To ask the Secretary of State for Foreign, Commonwealth and Development Affairs, what assessment he has made of the implications for which (a) Nigerian Government officials and (b) civil society groups the UK Government will work with as a result of the declaration of July 2018 by the Nigerian House of Representatives that the killing of Christian farmers in Nigeria amounts to genocide.
14 September 2020
We are aware of the statement made by the Nigerian House of Representatives in July 2018 on killings in Plateau State.
The UK Government condemns all incidents of intercommunal violence in Nigeria. We have made clear to the Nigerian authorities at the highest levels the importance of protecting civilians, including ethnic and religious minorities, and human rights for all.
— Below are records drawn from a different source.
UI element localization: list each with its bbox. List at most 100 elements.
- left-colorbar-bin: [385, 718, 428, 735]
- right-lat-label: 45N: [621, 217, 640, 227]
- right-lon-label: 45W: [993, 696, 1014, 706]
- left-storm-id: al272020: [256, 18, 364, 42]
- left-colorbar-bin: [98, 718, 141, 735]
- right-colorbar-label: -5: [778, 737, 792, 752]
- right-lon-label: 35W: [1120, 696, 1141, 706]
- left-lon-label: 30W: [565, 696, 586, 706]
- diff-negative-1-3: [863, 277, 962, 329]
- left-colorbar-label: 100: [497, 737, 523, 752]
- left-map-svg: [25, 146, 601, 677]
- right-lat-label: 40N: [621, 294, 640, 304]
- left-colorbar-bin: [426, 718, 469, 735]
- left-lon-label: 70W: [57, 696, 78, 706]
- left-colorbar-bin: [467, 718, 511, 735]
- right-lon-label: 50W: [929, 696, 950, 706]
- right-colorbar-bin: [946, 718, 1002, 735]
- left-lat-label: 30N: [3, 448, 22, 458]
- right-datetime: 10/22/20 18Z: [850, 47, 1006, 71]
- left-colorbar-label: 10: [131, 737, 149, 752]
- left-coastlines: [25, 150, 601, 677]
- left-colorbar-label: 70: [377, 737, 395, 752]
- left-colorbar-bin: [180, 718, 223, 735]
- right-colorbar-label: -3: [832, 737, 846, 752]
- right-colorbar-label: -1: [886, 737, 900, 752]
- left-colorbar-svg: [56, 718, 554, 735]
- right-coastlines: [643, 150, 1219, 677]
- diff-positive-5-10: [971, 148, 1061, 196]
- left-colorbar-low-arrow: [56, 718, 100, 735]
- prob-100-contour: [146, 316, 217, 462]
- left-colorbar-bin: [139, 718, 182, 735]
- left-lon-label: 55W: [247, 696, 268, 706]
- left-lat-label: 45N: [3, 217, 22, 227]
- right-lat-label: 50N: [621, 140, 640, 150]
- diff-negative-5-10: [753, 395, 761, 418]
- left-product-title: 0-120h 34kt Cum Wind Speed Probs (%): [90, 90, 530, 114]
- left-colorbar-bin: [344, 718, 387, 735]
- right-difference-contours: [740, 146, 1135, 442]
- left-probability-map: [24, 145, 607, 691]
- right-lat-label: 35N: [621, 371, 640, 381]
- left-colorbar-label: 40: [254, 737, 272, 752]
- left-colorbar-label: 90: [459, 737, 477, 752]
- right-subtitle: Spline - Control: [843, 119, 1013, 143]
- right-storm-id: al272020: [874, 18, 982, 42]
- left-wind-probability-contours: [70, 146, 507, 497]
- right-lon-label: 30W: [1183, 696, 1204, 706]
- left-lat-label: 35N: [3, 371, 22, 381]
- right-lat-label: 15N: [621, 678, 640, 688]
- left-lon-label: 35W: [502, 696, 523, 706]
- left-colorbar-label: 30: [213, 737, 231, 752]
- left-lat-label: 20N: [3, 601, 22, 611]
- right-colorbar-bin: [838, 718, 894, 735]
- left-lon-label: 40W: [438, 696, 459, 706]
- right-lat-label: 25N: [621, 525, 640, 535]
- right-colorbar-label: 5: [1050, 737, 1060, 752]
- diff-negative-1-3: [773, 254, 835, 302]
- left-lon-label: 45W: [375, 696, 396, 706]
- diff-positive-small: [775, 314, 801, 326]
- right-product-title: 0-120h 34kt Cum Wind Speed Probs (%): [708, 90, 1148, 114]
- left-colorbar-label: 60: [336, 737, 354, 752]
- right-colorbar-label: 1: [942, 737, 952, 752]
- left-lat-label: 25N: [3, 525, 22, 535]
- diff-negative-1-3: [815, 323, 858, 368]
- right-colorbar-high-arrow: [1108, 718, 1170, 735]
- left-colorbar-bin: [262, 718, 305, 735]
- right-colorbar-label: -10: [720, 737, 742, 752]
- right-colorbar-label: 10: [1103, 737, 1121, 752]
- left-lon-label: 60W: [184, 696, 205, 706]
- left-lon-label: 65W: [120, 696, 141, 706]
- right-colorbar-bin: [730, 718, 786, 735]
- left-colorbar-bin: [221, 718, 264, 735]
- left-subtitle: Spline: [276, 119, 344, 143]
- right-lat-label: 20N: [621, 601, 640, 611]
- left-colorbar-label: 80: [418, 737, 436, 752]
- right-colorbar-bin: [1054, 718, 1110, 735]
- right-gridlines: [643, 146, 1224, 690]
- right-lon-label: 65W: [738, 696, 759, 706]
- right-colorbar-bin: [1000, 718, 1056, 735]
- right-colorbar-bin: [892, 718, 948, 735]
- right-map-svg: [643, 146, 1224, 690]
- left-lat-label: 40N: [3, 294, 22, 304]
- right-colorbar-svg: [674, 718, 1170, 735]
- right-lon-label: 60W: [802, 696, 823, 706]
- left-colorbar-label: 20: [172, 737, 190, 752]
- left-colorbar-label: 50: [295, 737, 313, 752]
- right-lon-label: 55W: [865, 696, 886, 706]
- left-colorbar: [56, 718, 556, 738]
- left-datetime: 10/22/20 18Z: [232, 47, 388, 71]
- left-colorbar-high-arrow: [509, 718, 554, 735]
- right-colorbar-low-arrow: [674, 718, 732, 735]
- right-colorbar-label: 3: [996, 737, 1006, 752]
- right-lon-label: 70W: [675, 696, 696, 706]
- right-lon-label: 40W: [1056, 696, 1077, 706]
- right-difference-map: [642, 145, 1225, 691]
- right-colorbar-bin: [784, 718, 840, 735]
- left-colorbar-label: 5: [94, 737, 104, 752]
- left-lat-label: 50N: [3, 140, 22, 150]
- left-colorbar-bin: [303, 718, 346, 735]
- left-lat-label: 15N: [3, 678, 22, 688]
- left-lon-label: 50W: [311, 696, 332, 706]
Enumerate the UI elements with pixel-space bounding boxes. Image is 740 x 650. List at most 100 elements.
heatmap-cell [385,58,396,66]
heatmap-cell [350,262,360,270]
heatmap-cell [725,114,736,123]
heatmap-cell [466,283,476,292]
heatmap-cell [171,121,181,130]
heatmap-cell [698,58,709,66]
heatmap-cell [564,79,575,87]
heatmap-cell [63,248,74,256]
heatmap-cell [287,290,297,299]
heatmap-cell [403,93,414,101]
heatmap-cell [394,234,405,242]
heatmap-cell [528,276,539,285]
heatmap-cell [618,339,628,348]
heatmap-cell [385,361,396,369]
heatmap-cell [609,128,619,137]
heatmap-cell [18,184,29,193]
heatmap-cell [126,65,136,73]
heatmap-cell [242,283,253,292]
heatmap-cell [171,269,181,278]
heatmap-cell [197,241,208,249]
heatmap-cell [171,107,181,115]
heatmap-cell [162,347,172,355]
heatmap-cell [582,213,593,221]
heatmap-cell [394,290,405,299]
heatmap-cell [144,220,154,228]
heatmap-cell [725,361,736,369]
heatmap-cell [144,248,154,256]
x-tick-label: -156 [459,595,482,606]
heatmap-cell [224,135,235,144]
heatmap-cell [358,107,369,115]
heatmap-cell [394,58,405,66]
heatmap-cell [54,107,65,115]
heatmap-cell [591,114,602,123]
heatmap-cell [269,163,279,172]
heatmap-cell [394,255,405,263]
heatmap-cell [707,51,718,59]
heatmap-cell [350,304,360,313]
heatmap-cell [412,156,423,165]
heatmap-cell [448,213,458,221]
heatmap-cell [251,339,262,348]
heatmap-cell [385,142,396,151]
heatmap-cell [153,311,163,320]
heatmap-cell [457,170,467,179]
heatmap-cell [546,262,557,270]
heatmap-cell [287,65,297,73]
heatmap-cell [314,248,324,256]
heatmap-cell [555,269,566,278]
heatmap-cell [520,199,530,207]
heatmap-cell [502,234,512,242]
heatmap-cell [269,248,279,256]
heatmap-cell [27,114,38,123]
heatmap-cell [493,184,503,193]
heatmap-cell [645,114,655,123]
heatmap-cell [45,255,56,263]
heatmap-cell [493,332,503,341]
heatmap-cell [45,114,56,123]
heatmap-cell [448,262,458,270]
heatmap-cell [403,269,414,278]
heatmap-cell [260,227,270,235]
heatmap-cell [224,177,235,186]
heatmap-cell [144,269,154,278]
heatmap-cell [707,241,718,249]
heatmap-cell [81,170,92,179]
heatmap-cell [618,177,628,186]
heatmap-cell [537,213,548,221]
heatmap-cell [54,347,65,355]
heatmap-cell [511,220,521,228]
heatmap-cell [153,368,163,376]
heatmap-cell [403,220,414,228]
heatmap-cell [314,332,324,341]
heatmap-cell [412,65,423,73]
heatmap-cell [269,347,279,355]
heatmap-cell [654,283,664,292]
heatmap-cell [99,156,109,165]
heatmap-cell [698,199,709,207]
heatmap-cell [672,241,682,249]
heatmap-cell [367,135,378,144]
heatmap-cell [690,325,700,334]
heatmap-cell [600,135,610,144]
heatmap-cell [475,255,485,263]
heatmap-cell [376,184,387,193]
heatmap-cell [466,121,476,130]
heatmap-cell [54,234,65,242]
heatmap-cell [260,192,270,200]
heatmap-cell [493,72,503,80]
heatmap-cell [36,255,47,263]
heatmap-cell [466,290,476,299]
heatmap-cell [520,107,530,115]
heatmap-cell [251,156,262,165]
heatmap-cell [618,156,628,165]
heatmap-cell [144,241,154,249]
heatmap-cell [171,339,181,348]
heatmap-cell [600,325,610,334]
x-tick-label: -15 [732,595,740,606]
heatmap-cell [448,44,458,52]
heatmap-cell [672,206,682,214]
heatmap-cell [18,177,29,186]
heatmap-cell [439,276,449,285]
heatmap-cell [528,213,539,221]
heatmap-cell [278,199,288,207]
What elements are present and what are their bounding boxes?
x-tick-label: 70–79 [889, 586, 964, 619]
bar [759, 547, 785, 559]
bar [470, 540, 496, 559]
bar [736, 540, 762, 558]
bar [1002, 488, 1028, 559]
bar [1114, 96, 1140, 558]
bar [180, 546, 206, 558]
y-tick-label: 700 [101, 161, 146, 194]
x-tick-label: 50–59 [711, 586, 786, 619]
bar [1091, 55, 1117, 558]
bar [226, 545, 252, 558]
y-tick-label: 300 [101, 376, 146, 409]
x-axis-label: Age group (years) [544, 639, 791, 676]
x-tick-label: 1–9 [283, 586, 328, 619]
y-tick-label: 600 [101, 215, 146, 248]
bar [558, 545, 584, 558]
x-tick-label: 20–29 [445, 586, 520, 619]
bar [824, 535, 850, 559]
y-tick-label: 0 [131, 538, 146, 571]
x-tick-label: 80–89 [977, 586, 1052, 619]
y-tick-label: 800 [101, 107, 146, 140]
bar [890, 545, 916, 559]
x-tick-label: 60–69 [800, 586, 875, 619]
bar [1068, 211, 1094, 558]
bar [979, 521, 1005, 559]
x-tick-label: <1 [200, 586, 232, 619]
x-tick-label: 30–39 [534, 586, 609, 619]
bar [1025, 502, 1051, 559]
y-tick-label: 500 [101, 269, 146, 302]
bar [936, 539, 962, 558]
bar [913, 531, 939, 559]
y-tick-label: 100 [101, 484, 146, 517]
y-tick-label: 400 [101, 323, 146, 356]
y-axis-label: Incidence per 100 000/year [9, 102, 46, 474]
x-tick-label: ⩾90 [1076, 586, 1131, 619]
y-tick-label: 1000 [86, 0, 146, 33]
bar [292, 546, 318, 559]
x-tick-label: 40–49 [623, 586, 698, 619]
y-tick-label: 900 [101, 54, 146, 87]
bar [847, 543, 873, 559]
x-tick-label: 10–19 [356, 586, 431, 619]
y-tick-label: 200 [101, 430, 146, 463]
The UK Government's assessment remains that religion is not the principal driver of most incidents of intercommunal violence in Nigeria. The underlying drivers of conflict are complex, and include competition over land, water and resources, as well as rapid population growth. We hosted a joint conference on 'Fostering Social Cohesion in Nigeria' in February. Attendees included representatives from civil society, faith and political leaders, representatives from the Nigerian Government and UK parliamentarians. The discussion focused on the complex causes of conflict and explored solutions: a full report from the conference has been published: https://www.wiltonpark.org.uk/event/wp1752/
It is UK Government policy not to unilaterally determine whether genocide has occurred, in line with the Genocide Convention. This is a matter for competent courts and tribunals, including the International Criminal Court, after consideration of all the evidence, rather than governments or non-judicial bodies.